Al-Mubahalah (المباهلة) is derived from the Arabic word bahlah (curse). Bahala is a root verb meaning "to curse". Al-bahl (the curse) also means a scarcity of water. The term 'mubahala' can also mean withdrawing mercy from one who lies or engages in falsehood. In the Quran, al-mubahala (invocation of God's curse) was mentioned as a decisive solution to the dispute over Jesus between the Christians of Najran and Muhammad. Allah ordered Muhammad to call on the Christians to invoke God's curse (mubahala – verse 3.61) in order to determine who was telling the truth.

The Quran's mubahala verse is one of the most controversial verses due to the debate with Christianity and more-so the Shia and Sunni division within Islam.

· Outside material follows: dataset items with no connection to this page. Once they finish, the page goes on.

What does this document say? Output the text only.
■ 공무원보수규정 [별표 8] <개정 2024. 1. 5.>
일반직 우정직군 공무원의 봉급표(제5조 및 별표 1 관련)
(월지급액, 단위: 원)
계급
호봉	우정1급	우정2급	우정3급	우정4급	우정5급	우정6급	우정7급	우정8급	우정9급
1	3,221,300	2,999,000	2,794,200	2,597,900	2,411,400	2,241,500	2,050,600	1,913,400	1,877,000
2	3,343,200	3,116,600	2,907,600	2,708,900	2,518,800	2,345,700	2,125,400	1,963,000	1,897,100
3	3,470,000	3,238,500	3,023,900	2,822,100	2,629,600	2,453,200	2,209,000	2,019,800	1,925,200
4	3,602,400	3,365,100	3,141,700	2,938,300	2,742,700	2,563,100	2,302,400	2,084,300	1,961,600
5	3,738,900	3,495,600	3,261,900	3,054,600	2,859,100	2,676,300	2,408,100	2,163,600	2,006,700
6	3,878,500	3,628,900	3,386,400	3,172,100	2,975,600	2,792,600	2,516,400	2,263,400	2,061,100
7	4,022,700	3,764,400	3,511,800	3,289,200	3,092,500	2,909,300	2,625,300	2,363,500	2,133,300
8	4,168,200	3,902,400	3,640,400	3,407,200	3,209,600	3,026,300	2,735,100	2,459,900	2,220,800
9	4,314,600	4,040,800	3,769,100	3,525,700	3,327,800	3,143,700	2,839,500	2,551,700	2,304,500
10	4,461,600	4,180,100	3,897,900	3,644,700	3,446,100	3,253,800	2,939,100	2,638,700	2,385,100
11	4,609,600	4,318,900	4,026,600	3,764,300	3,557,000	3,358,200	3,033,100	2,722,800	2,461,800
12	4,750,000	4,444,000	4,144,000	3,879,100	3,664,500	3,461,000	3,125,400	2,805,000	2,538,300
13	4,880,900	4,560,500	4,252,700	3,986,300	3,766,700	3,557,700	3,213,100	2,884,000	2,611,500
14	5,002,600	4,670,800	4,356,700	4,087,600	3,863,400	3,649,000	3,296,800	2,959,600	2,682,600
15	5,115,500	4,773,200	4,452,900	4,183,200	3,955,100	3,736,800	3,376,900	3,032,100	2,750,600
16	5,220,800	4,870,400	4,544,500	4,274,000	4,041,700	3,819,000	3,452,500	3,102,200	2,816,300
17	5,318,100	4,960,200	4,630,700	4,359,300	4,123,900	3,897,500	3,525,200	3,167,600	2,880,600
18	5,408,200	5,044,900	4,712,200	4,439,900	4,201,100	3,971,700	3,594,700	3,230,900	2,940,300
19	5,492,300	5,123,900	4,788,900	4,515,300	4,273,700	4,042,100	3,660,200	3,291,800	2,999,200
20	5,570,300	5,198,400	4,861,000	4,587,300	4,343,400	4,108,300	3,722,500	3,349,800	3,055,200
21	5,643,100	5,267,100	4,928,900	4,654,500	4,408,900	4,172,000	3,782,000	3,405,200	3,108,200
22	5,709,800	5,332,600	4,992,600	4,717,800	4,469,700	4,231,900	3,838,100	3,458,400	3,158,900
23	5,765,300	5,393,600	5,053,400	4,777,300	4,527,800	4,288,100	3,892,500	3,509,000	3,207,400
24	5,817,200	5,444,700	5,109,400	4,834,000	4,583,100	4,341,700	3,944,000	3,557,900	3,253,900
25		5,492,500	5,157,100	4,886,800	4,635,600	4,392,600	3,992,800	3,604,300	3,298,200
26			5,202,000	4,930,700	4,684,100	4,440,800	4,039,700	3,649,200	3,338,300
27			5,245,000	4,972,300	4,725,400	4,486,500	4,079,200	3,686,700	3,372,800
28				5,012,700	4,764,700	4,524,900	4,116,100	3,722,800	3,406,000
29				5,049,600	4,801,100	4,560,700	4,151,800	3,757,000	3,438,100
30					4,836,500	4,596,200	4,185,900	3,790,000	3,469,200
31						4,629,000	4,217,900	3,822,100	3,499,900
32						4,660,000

Praying for God to curse the liar regarding religious disputes is an ancient Arabic tradition. Mubahala was common among Semitic tribes, and was found in pre-Islamic writings.

The event of Mubahala is an instance of the Quran's critique of a central Christian doctrine: God on earth as Christ (Incarnation). From this historical event, Muslims were to continue challenging and criticizing major points of the Christian faith with Christians defending and defining their doctrines as well as their practices.

Eid al-Mubahalah is an annual Shia Muslim commemoration of Mubahala. While Eid al-Mubahalah is always on nearly the same day (24 Dhu al-Hijjah) of the Islamic calendar, the date on the Gregorian calendar varies yearly because of the differences between the Hijri calendar (AH), which is a lunar calendar and the Gregorian calendar which is a solar calendar.